La maledizione della prima donna
Per strutturare la sua nuova love story, Paul Thomas Anderson decide di partire dall’atmosfera gotica e misteriosa con la quale Alfred Hitchcock avvolse il suo capolavoro del 1940, Rebecca – La prima moglie; un film dove l’amore tra i due protagonisti veniva ostacolato dall’emergere, sempre più concreto, dei segreti legati alla defunta “prima moglie” del ricco ed aristocratico Maxim de Winter. Anche Reynolds Woodcock (Daniel Day-Lewis) nasconde i suoi pensieri ed il suo passato. Esso non giace però tra le pareti della sua dimora, ma tra le mura fortificate che proteggono il suo corpo: i suoi abiti. All’interno dei vestiti che realizza vi sono semplici frasi, piccole formule magiche, mentre all’interno di quelli che indossa, all’altezza del cuore, il feticcio del fantasma che lo tormenta e lo coccola: la madre.
È un film di segreti e maledizioni Il filo nascosto. Quella che ruota attorno all’abito nuziale e, ancor di più, quella che costringe il protagonista stesso ad essere uno “scapolo impenitente”. Nei fatti invece è l’ossessione edipica nei confronti della defunta madre ad influenzare la sua vita, i rapporti con tutte le donne che lo circondano e, in maniera ancora più evidente, con le sue amanti. L’insofferente sorella ha provato, come poteva, ad occupare quel ruolo ma solo Alma (Vicky Krieps) sembra essere determinata a prendersi cura totalmente del corpo e della mente del suo amato. Lo vediamo sin dal primo incontro tra i due.
Lui è un uomo egocentrico, affamato, un non-uomo, un bambino, certo molto forte, aggraziato, alto e geniale, ma pur sempre un bambino. Vorace come il personaggio di un manga giapponese (Goku, Naruto, Rufy, ecc.), divora una quantità di cibo del tutto insignificante per lui che, in realtà, si ciba di cose ben più importanti, i sentimenti delle persone che gli stanno accanto. Lei invece è semplice, con un po’ di pancia (come piace a lui), amorevole e, soprattutto, attentissima a soddisfare i suoi bisogni. Accetta immediatamente di togliersi il rossetto e i vestiti, di concedere il proprio corpo e le proprie misure.

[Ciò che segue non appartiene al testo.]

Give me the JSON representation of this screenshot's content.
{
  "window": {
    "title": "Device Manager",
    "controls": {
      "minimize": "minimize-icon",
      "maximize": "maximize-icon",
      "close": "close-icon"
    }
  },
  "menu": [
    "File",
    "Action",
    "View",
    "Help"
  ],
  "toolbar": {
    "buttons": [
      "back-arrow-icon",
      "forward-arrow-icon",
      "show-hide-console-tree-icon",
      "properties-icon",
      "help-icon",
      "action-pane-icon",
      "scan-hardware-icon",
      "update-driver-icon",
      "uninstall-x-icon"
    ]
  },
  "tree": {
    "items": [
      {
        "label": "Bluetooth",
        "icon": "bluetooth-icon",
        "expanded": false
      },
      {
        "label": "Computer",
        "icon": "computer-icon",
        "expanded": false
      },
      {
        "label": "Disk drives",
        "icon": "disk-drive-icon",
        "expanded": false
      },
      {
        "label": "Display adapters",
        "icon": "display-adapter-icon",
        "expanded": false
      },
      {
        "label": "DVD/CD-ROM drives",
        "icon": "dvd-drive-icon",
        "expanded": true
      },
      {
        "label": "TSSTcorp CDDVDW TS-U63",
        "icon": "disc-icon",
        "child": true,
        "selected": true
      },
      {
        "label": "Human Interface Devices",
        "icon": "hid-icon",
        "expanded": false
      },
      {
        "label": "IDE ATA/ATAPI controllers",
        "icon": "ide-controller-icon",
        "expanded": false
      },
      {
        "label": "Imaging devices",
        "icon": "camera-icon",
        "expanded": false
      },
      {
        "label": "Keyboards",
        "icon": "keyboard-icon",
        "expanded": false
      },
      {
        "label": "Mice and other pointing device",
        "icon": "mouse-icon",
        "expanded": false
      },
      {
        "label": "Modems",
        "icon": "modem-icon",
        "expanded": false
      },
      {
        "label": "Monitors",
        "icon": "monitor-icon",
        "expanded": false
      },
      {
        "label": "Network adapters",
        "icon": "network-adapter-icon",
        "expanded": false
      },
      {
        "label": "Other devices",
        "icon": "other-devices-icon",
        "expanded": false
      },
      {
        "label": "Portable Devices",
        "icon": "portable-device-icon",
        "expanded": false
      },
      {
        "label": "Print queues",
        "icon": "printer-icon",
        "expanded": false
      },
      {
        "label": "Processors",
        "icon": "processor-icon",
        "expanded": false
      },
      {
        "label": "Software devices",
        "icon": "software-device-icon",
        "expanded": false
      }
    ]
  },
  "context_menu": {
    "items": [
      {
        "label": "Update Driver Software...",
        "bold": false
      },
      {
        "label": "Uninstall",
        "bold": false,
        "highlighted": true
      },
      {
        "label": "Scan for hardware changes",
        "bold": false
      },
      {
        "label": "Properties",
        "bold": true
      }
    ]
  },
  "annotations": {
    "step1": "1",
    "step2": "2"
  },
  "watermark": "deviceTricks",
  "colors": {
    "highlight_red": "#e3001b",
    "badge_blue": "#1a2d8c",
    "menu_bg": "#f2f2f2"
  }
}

È solo però nel momento in cui l’interesse di Woodcock nei suoi confronti sembra svanire, nella stessa maniera in cui si è dissolto con le sue precedenti amanti, che emerge un altro dei segreti a lungo celati, in piena vista, da Paul Thomas Anderson. Ella infatti nasconde una natura forse ancor più individualista della sua controparte. Il suo desiderio di entrare totalmente nel mondo del suo amato è ossessivo e senza scrupoli. Se all’inizio dimostra il suo amore mostrando un infinito rispetto per il suo lavoro da stilista e togliendo a forza un suo vestivo da una donna che, a detta loro, non se lo meritava, successivamente decide addirittura di avvelenarlo per fargli comprendere che egli ha bisogno delle sue cure e del suo amore. È proprio in quel momento che Alma riesce definitivamente ad avvicinarsi, sostituendo lo spettro della madre. Esso appunto non viene scacciato, la maledizione non è cancellata, il “vissero felici e contenti” rimane impensabile. Sono cambiati gli attori ma non i ruoli.
Qui, contrariamente a ciò che accade nell’ultimo, simile per certi versi, film di Paul Thomas Anderson, Licorice Pizza (2021), il finale non segna un’evoluzione personale dei due protagonisti ma solo quella del loro rapporto di coppia, la quale si reggerà adesso, su un equilibrio tanto sottile, quanto pericoloso. Parallelamente, se la coppia formata da Maxim de Winter e la nuova signora de Winter possono, dopo aver abbandonato ogni legame con “la prima moglie”, costruire un futuro insieme, ne Il filo nascosto, la nuova coppia di sposi non ha guarito le ferite del loro passato, ma le ha solo lenite, con il veleno.